[Clearwater 16. April 2011]
Aufgestanden in Banff, mach ich mich auf, endlich mal in eine offene Tourist Information zu kommen. Der Ranger hinter dem Counter ist nett und gibt mir nen ziemlich genauen Plan, wie ich das heute mache. Gibt mir Tipss zu den Local Must Sees in Banff, und hilft mir auch, was die Strassenverhaeltnisse Richtung Jasper angeht. Ist wohl eine einsame, nur von Touristen befahrene Strecke. Ohne Handy-Empfang. Ausserdem sind Schneestürme aus Calgary kommend angesagt. Ich soll mich also vorsichtshalber auf eine kalte Nacht vorbereiten, falls ich stehen bleibe. Sie empfiehlt mir eine Kerze mitzunehmen - das soll wohl schon immens helfen... Bei was? Bei Warmen-Gedanken-Machen? Ich weiss nicht...

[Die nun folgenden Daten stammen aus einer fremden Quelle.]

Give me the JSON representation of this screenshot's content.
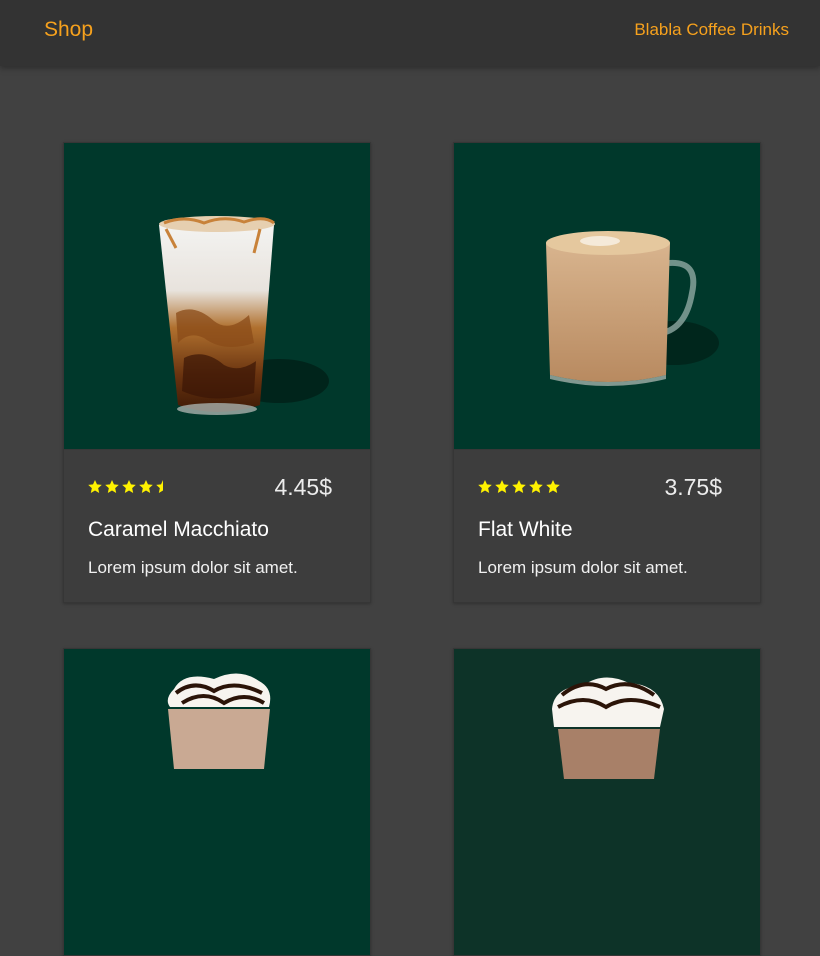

Auch gibt sie mir eine Grizzly Bären Warnung fuer die Route hoch nach Jasper mit. Dabei hat sie aber mehr Angst um den Grizzly als um mich. ("Drive carefully and slowly in case you see him - we do not have that many any more.")
Ich soll ihn also nicht gleich über den Haufen fahren, wenn ich ihn seh.

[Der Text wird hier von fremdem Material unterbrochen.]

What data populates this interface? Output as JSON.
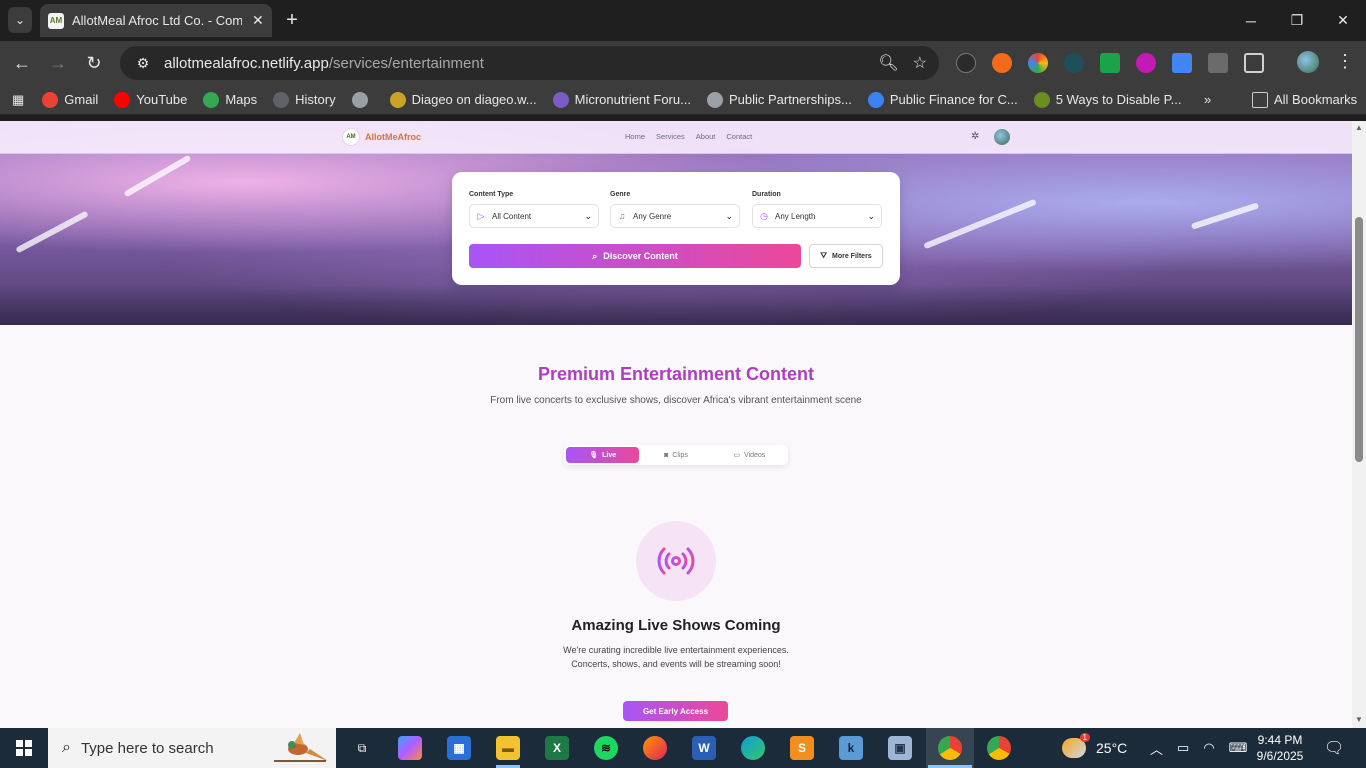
{
  "browser": {
    "tab_title": "AllotMeal Afroc Ltd Co. - Comp",
    "url_host": "allotmealafroc.netlify.app",
    "url_path": "/services/entertainment",
    "bookmarks": [
      {
        "label": "Gmail",
        "icon": "gmail-icon",
        "color": "#ea4335"
      },
      {
        "label": "YouTube",
        "icon": "youtube-icon",
        "color": "#ff0000"
      },
      {
        "label": "Maps",
        "icon": "maps-icon",
        "color": "#34a853"
      },
      {
        "label": "History",
        "icon": "history-icon",
        "color": "#5f6368"
      },
      {
        "label": "",
        "icon": "globe-icon",
        "color": "#9aa0a6"
      },
      {
        "label": "Diageo on diageo.w...",
        "icon": "diageo-icon",
        "color": "#c9a227"
      },
      {
        "label": "Micronutrient Foru...",
        "icon": "micronutrient-icon",
        "color": "#7b5cc7"
      },
      {
        "label": "Public Partnerships...",
        "icon": "globe-icon",
        "color": "#9aa0a6"
      },
      {
        "label": "Public Finance for C...",
        "icon": "finance-icon",
        "color": "#3b82f6"
      },
      {
        "label": "5 Ways to Disable P...",
        "icon": "article-icon",
        "color": "#6b8e23"
      }
    ],
    "all_bookmarks": "All Bookmarks"
  },
  "site": {
    "logo_text": "AllotMeAfroc",
    "nav": [
      "Home",
      "Services",
      "About",
      "Contact"
    ]
  },
  "filters": {
    "content_type_label": "Content Type",
    "content_type_value": "All Content",
    "genre_label": "Genre",
    "genre_value": "Any Genre",
    "duration_label": "Duration",
    "duration_value": "Any Length",
    "discover_button": "Discover Content",
    "more_filters_button": "More Filters"
  },
  "section": {
    "title": "Premium Entertainment Content",
    "subtitle": "From live concerts to exclusive shows, discover Africa's vibrant entertainment scene",
    "tabs": [
      "Live",
      "Clips",
      "Videos"
    ],
    "active_tab": "Live"
  },
  "coming": {
    "title": "Amazing Live Shows Coming",
    "text": "We're curating incredible live entertainment experiences. Concerts, shows, and events will be streaming soon!",
    "button": "Get Early Access"
  },
  "taskbar": {
    "search_placeholder": "Type here to search",
    "weather": "25°C",
    "weather_badge": "1",
    "time": "9:44 PM",
    "date": "9/6/2025"
  }
}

Gut, mach ich. Zuerst klappere ich hier in Banff aber erstmal die Must-Sees ab. So z.B. die beinahe zugefrorenen aber ziemlich unspektakulären Bow Falls. Am mondänen Schloss Fairmont Banff Springs vorbei. Was macht so ein Kasten eigentlich hier im Dörfchen, wo kein Gebaeude mehr als 2 max. 3 Stockwerke hat?

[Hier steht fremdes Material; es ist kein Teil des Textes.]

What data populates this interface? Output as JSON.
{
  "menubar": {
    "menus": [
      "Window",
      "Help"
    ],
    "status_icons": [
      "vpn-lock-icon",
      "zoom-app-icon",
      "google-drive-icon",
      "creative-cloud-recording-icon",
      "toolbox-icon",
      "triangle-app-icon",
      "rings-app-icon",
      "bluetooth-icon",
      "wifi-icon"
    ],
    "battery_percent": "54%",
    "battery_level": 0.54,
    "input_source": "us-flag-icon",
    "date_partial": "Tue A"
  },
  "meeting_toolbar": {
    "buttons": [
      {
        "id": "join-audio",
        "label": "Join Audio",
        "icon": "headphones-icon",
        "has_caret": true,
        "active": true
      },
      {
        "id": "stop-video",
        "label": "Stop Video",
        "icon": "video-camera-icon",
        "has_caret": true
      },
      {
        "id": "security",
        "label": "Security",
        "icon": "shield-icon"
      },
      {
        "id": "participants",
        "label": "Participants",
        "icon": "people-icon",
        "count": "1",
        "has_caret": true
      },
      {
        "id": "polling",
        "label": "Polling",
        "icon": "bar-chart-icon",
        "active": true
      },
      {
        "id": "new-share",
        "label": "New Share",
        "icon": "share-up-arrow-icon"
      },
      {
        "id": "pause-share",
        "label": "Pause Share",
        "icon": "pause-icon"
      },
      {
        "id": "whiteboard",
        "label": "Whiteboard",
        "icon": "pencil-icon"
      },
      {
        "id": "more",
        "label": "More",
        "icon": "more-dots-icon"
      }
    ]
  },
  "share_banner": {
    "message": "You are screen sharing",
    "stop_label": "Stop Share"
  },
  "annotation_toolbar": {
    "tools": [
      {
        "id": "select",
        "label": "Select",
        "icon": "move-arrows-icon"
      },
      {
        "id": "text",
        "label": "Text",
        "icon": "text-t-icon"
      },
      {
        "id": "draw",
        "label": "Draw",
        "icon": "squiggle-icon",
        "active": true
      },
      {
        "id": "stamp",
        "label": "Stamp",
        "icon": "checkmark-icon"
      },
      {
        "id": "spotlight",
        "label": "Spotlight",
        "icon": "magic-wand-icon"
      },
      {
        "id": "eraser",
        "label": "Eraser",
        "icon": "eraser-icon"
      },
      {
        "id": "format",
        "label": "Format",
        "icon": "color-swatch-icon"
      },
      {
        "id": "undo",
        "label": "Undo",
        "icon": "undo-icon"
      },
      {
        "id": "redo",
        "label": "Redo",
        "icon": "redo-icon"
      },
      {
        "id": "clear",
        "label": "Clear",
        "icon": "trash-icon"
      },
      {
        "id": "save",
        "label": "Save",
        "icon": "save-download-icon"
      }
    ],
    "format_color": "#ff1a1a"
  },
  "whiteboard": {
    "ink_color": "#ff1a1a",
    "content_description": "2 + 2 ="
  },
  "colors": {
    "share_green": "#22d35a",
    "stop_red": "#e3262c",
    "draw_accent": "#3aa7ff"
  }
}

Weiter zum Banff Lookout den Tunnel Mountain (ohne Tunnel) hoch. Auf halber Station will ich auf den Gipfel hochwandern, überlege es mir bei dem absolut vereisten Wanderweg aber schnell anders. Kein Bock mich hier auf die Fresse zu legen. Selbst mit Wanderschuhen hast Du auf dem von 1000 Füßen polierten Eis keinen Halt. Hmm: meine Schneeschuhe haben ein Eisprofil auf dem Eisenrahmen. Mit Schneeschuhen den Berg hoch halt ich aber auch fuer übertrieben und so entscheide ich mich, mich hier nicht lächerlich zu machen.
Ich leg also keine Schneeschuhe an, und ich lege mich auch nicht auf die Nase, sondern fahre nach den sensationell unspektakulären Sandstein Hoodoos noch den wunderschön zugeschneiten Lake Minnewanka an. Die Winteridylle in Schnee liegt mitten in strahlender Mittagssonnee, am südlichen Ufer geht direkt steil ein Berg an. Der Weg hat sich gelohnt! Auf dem zugeeisten See stehen Bootshäuser - aber alle Anlegestege sind vom Schnee und Eis bedeckt und nicht zu sehen.
Traumhaft pittoresk. Noch dazu weil ich hier wieder einmal komplett alleine unterwegs bin. Kein angloamerikanisches Geplapper, kein Motor, keine Frittenbuden, nur Canada und ich (Aber Eiscreme en masse ;-). Saugeil. Genau wie der davor gelegene Two Jack Lake. Hier ist "Frühling" schon ein bisschen weiter und hat das Eis in der Mitte des Sees bereits angeschmolzen.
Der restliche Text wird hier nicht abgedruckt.